К ужасу Марка, наблюдавшего за этим кроваводействием из первого ряда, охотник подобрал кишки Хайта и начал сноровисто обматывать ими мужчину. Глядя на это, парень отдал Хайту должное – он не потерял сознания и, находясь буквально на пороге смерти, не прекращал бороться, постоянно дергаясь, а его единственный глаз не отрывался от охотника, источая испепеляющую ненависть.
Замотав Хайта его собственными кишками с ног до головы, охотник взял мужчину на руки и обернулся к дыре в кладбищенской ограде, из которой как раз показался Нимбл.
– Лови ка батьку! – весело крикнул охотник и метнул в парня то, что осталось от его отца. Удар отбросил Нимбла назад и он снова упал в воду, но охотник не спешил подходить. Он демонстративно медленно подобрал свои топоры, а потом стал носком ботинка стирать символы, которые успел начертить Хайт.

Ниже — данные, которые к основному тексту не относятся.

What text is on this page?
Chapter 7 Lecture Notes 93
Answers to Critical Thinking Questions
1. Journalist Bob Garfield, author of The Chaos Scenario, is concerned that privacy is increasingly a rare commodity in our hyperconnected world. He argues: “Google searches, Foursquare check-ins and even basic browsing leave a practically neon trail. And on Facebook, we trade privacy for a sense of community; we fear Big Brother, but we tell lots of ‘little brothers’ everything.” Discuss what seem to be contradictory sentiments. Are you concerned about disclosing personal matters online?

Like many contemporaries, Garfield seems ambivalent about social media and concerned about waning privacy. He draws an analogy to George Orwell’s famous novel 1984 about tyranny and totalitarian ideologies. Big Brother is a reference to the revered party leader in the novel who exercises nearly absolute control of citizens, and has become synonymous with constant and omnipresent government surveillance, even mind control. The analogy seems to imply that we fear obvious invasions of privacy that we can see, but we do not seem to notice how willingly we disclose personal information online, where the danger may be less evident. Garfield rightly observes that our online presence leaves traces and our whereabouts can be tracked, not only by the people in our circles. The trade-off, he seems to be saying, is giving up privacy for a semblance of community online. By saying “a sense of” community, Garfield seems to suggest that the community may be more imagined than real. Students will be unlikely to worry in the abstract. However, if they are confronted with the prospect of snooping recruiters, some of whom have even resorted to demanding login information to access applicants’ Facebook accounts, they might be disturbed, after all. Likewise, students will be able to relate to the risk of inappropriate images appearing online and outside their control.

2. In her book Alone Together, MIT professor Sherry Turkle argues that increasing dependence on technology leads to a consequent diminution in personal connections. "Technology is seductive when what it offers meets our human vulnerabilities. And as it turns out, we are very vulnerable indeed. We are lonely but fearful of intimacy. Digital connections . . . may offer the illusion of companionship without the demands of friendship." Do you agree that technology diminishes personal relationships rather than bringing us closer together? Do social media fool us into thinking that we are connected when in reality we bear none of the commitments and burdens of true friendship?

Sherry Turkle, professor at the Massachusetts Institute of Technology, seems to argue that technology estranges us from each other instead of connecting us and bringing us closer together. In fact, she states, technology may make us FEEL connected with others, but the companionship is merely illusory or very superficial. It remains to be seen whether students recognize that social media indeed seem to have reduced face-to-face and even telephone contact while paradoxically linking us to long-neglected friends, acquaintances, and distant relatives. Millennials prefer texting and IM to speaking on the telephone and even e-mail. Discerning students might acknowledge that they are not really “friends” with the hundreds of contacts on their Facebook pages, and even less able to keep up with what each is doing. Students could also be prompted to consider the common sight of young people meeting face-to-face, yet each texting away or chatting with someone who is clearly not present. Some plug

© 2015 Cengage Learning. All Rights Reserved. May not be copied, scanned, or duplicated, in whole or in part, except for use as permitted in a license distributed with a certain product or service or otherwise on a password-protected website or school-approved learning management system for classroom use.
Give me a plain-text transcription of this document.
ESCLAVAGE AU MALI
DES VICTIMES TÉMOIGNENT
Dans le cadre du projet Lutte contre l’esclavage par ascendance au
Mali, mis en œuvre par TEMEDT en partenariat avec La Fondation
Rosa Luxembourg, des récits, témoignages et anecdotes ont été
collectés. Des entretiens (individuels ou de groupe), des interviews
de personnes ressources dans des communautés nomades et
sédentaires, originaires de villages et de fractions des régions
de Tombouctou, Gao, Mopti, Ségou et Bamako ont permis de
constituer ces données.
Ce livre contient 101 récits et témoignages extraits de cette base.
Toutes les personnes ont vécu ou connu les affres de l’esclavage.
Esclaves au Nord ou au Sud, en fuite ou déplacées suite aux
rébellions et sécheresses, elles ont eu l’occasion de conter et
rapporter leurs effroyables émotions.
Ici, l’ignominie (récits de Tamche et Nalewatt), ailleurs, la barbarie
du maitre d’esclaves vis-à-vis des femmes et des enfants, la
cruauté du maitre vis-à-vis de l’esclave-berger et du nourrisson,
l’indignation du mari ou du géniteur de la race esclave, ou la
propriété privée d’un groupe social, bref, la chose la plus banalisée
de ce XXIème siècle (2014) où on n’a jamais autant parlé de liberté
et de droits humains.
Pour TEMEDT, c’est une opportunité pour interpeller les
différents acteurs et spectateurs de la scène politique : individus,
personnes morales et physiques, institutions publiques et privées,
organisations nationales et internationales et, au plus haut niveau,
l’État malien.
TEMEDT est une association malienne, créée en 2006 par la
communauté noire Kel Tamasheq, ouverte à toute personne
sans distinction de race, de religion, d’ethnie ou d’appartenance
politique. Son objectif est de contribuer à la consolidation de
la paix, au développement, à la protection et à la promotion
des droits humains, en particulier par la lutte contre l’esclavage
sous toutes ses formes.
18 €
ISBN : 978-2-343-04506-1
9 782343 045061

Сначала со стороны реки раздался пронзительный крик. Затем крик повторился, сменившись бессвязным бормотанием вперемешку со всхлипами. Слушая боль, вырывающуюся из горла Нимбла, Марк в очередной раз подумал, что все здесь слишком реально. И он начал понимать это, лишь освободившись от правил Офферинга, когда перестал забывать матчи и стал общаться с охотником внутри себя. Что же не так с этим местом?
Бладхаунд хотел что-то ему ответить, а в их общем сознании уже вспыхнул план, как охотник подкрадется к страдающему мальчишке со спины и вырвет ему позвоночник, когда внезапно с другого берега громыхнул выстрел. Охотник ничком бросился на землю, начав движение за треть секунды до того, как по ту сторону реки короткая вспышка дульного пламени распустилась в ночи ослепительно белой розой. Это спасло им с Марком жизнь – пуля лишь оцарапала затылок их общего тела. А потом охотник внезапно передал контроль парню.